During that year, he ended his relationship with Toukie Smith and married actress Grace Hightower. A son was born in 1998. In 2000, De Niro produced and starred in his first live-action animation comedy The Adventures of Rocky and Bullwinkle in which he voiced the character, Fearless Leader, who is a nameless dictator. He then followed up in 2001 with a heist in The Score co-starring Marlon Brando. In 2002, he portrayed another police detective in City by the Sea co-starring James Franco. After this film, some critics considered his career to begin to slump and in 2003, he was diagnosed with prostate cancer which was successfully surgically removed. 

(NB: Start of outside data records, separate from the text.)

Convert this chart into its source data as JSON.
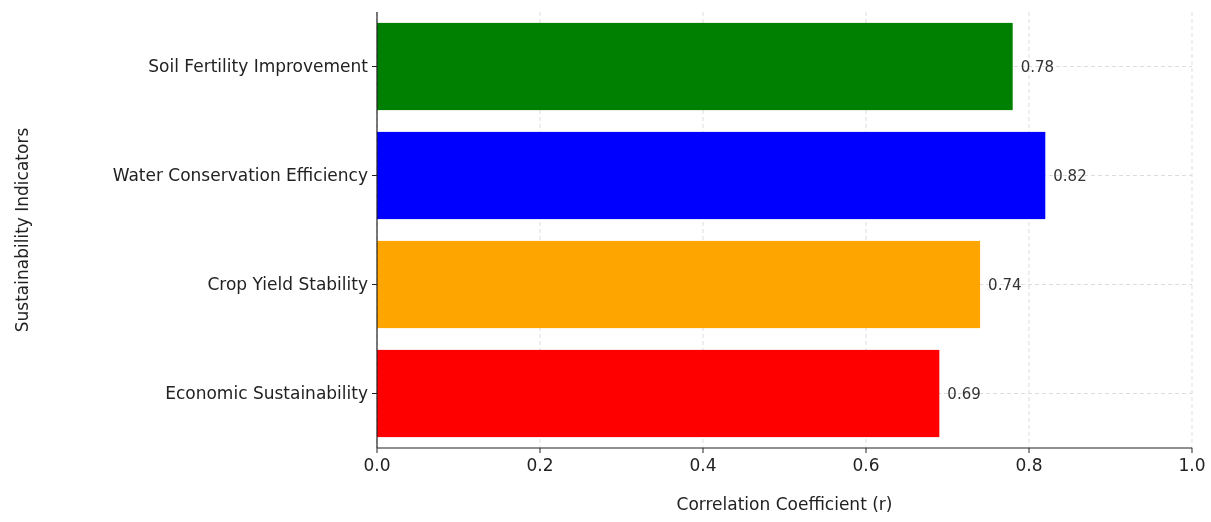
{
  "chart_data": {
    "type": "bar",
    "orientation": "horizontal",
    "xlabel": "Correlation Coefficient (r)",
    "ylabel": "Sustainability Indicators",
    "categories": [
      "Soil Fertility Improvement",
      "Water Conservation Efficiency",
      "Crop Yield Stability",
      "Economic Sustainability"
    ],
    "values": [
      0.78,
      0.82,
      0.74,
      0.69
    ],
    "colors": [
      "#008000",
      "#0000ff",
      "#ffa500",
      "#ff0000"
    ],
    "xlim": [
      0,
      1
    ],
    "xticks": [
      {
        "value": 0,
        "label": "0.0"
      },
      {
        "value": 0.2,
        "label": "0.2"
      },
      {
        "value": 0.4,
        "label": "0.4"
      },
      {
        "value": 0.6,
        "label": "0.6"
      },
      {
        "value": 0.8,
        "label": "0.8"
      },
      {
        "value": 1,
        "label": "1.0"
      }
    ],
    "grid": true,
    "data_labels": true
  }
}
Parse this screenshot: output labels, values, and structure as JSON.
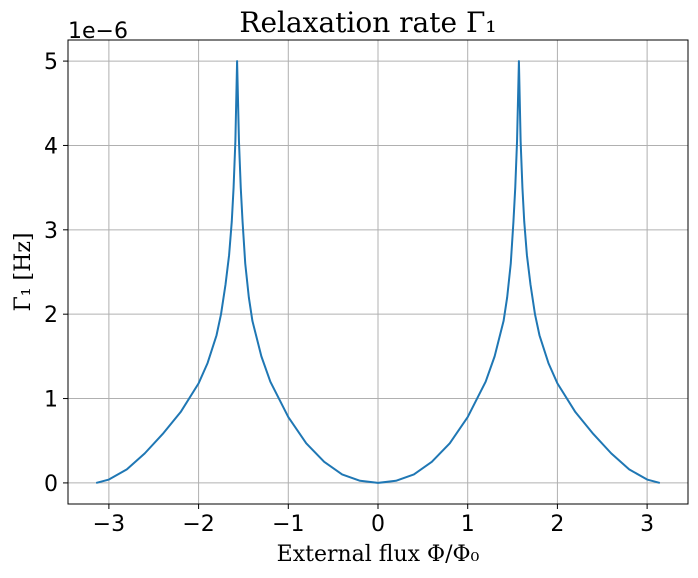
{
  "chart_data": {
    "type": "line",
    "title": "Relaxation rate Γ₁",
    "xlabel": "External flux Φ/Φ₀",
    "ylabel": "Γ₁ [Hz]",
    "y_offset_label": "1e−6",
    "xlim": [
      -3.4558,
      3.4558
    ],
    "ylim": [
      -0.25,
      5.25
    ],
    "xticks": [
      -3,
      -2,
      -1,
      0,
      1,
      2,
      3
    ],
    "xtick_labels": [
      "−3",
      "−2",
      "−1",
      "0",
      "1",
      "2",
      "3"
    ],
    "yticks": [
      0,
      1,
      2,
      3,
      4,
      5
    ],
    "ytick_labels": [
      "0",
      "1",
      "2",
      "3",
      "4",
      "5"
    ],
    "grid": true,
    "series_color": "#1f77b4",
    "grid_color": "#b0b0b0",
    "series": [
      {
        "x": [
          -3.1416,
          -3.0,
          -2.8,
          -2.6,
          -2.4,
          -2.2,
          -2.0,
          -1.9,
          -1.8,
          -1.75,
          -1.7,
          -1.66,
          -1.63,
          -1.61,
          -1.59,
          -1.5708,
          -1.55,
          -1.53,
          -1.51,
          -1.48,
          -1.44,
          -1.4,
          -1.3,
          -1.2,
          -1.0,
          -0.8,
          -0.6,
          -0.4,
          -0.2,
          0.0,
          0.2,
          0.4,
          0.6,
          0.8,
          1.0,
          1.2,
          1.3,
          1.4,
          1.44,
          1.48,
          1.51,
          1.53,
          1.55,
          1.5708,
          1.59,
          1.61,
          1.63,
          1.66,
          1.7,
          1.75,
          1.8,
          1.9,
          2.0,
          2.2,
          2.4,
          2.6,
          2.8,
          3.0,
          3.1416
        ],
        "y": [
          0.0,
          0.04,
          0.16,
          0.35,
          0.58,
          0.84,
          1.18,
          1.42,
          1.75,
          2.0,
          2.35,
          2.7,
          3.1,
          3.5,
          4.05,
          5.0,
          4.05,
          3.5,
          3.1,
          2.6,
          2.2,
          1.92,
          1.5,
          1.2,
          0.78,
          0.47,
          0.25,
          0.1,
          0.025,
          0.0,
          0.025,
          0.1,
          0.25,
          0.47,
          0.78,
          1.2,
          1.5,
          1.92,
          2.2,
          2.6,
          3.1,
          3.5,
          4.05,
          5.0,
          4.05,
          3.5,
          3.1,
          2.7,
          2.35,
          2.0,
          1.75,
          1.42,
          1.18,
          0.84,
          0.58,
          0.35,
          0.16,
          0.04,
          0.0
        ]
      }
    ]
  }
}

In 2006, he was granted Italian citizenship over the objections of the Order of the Sons of Italy in America which asserted that his numerous roles playing gangsters damaged the public image of Italian Americans. As a result of this opposition, he curbed playing gangster characters. 

Later that year, he directed his second film, a spy thriller entitled The Good Shepard, co-starring Joe Pesci, about the early days of the CIA. Although the film was nominated for Best Art Direction, it did not win the Academy Award. In 2008, De Niro and Al Pacino starred in Righteous Kill as New York City police detectives investigating serial killings of criminals. In 2009, he was cast in the drama Everybody’s Fine which was a remake of Giuseppe Tornatore’s Italian film with the same name. During that same year, he was one of the Kennedy Center Honorees as “one of America’s greatest cinematic actors.” In 2011, De Niro starred in the Italian comedy Manuale damore 3 (Manual of Love 3). 

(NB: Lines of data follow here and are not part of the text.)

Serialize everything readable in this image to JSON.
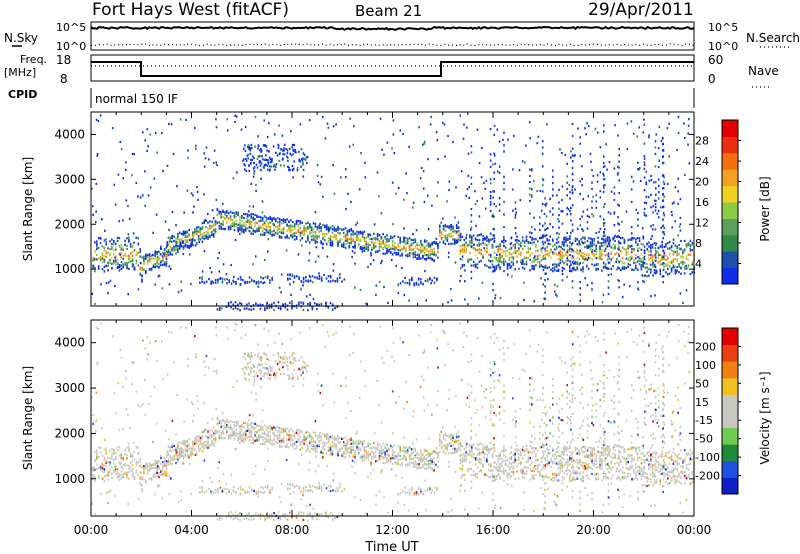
{
  "header": {
    "station": "Fort Hays West (fitACF)",
    "beam": "Beam 21",
    "date": "29/Apr/2011"
  },
  "noise_panel": {
    "left_label": "N.Sky",
    "right_label": "N.Search",
    "left_ticks": [
      "10^5",
      "10^0"
    ],
    "right_ticks": [
      "10^5",
      "10^0"
    ]
  },
  "freq_panel": {
    "left_label_line1": "Freq.",
    "left_label_line2": "[MHz]",
    "left_ticks": [
      "18",
      "8"
    ],
    "right_label": "Nave",
    "right_ticks": [
      "60",
      "0"
    ]
  },
  "cpid_panel": {
    "label": "CPID",
    "text": "normal 150 IF"
  },
  "chart_data": [
    {
      "type": "heatmap",
      "name_hint": "power",
      "ylabel": "Slant Range [km]",
      "xlabel": "",
      "y_ticks": [
        1000,
        2000,
        3000,
        4000
      ],
      "ylim": [
        180,
        4500
      ],
      "xlim_hours": [
        0,
        24
      ],
      "colorbar": {
        "label": "Power [dB]",
        "ticks": [
          4,
          8,
          12,
          16,
          20,
          24,
          28
        ],
        "colors": [
          "#0b2ee6",
          "#1f4fa8",
          "#2f8a4a",
          "#5aa05a",
          "#8ccc44",
          "#f0d020",
          "#f5a020",
          "#f27010",
          "#e83010",
          "#e00000"
        ]
      }
    },
    {
      "type": "heatmap",
      "name_hint": "velocity",
      "ylabel": "Slant Range [km]",
      "xlabel": "Time UT",
      "x_ticks": [
        "00:00",
        "04:00",
        "08:00",
        "12:00",
        "16:00",
        "20:00",
        "00:00"
      ],
      "y_ticks": [
        1000,
        2000,
        3000,
        4000
      ],
      "ylim": [
        180,
        4500
      ],
      "xlim_hours": [
        0,
        24
      ],
      "colorbar": {
        "label": "Velocity [m s⁻¹]",
        "ticks": [
          200,
          100,
          50,
          15,
          -15,
          -50,
          -100,
          -200
        ],
        "colors": [
          "#1020c8",
          "#2050e0",
          "#1e8a3a",
          "#70cc50",
          "#c8c8c0",
          "#c8c8c0",
          "#f0c020",
          "#f08010",
          "#e84010",
          "#e00000"
        ]
      }
    }
  ]
}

In 2012, he played in the romantic comedy Silver Linings Playbook as a Philadelphia Eagles fan who is banned from home games because of bad behavior. For this role, he was nominated for Best Supporting Actor but he did not win the Academy Award. In 2013, he co-starred with Sylvester Stallone in Grudge Match about two aging boxers who step into the ring for one last fight. In 2014, De Niro appeared in a documentary entitled Remembering the Artist Robert De Niro Senior about his father. In 2015, he appeared in a short film The Audition directed by Scorsese and in a biography entitled Joy about Italian-American inventor, Joy Mangano. In 2016, he received the Presidential Medal of Freedom from President Barack Obama. Later that year, he played in Hands of Stone, a biography about the pro boxing champion, Roberto Durán. In 2017, De Niro starred as the swindler Bernie Madoff in The Wizard of Lies. The role earned him a Prime-Time Emmy Award nomination. In 2019, he portrayed Robert Mueller in various episodes of Saturday Night Live and earned an Emmy nomination for Outstanding Guest Actor in a Comedy Series. Also in that year, he re-united with Scorsese for the ninth time for The Irishman, co-starring Al Pacino and Joe Pesci. In 2020, De Niro appeared in the crime comedy The Comeback Trail directed by George Gallo.

De Niro now has six children, including a new baby girl born on April 6 of this year named Gia Virginia. His other children are Drena, 51, Raphael, 46, twins Julian and Aaron, 27, Elliot, 24, and Helen, 11.

So, what does the 80-year-old actor and director have in mind for us for 2023? Well, a lot! He will produce and star in a six-episode conspiracy thriller series to be called Zero Day for Netflix. He will appear in the comedy About My Father and in the television series Nada. It just goes to show you that you cannot keep a good old Molisano down!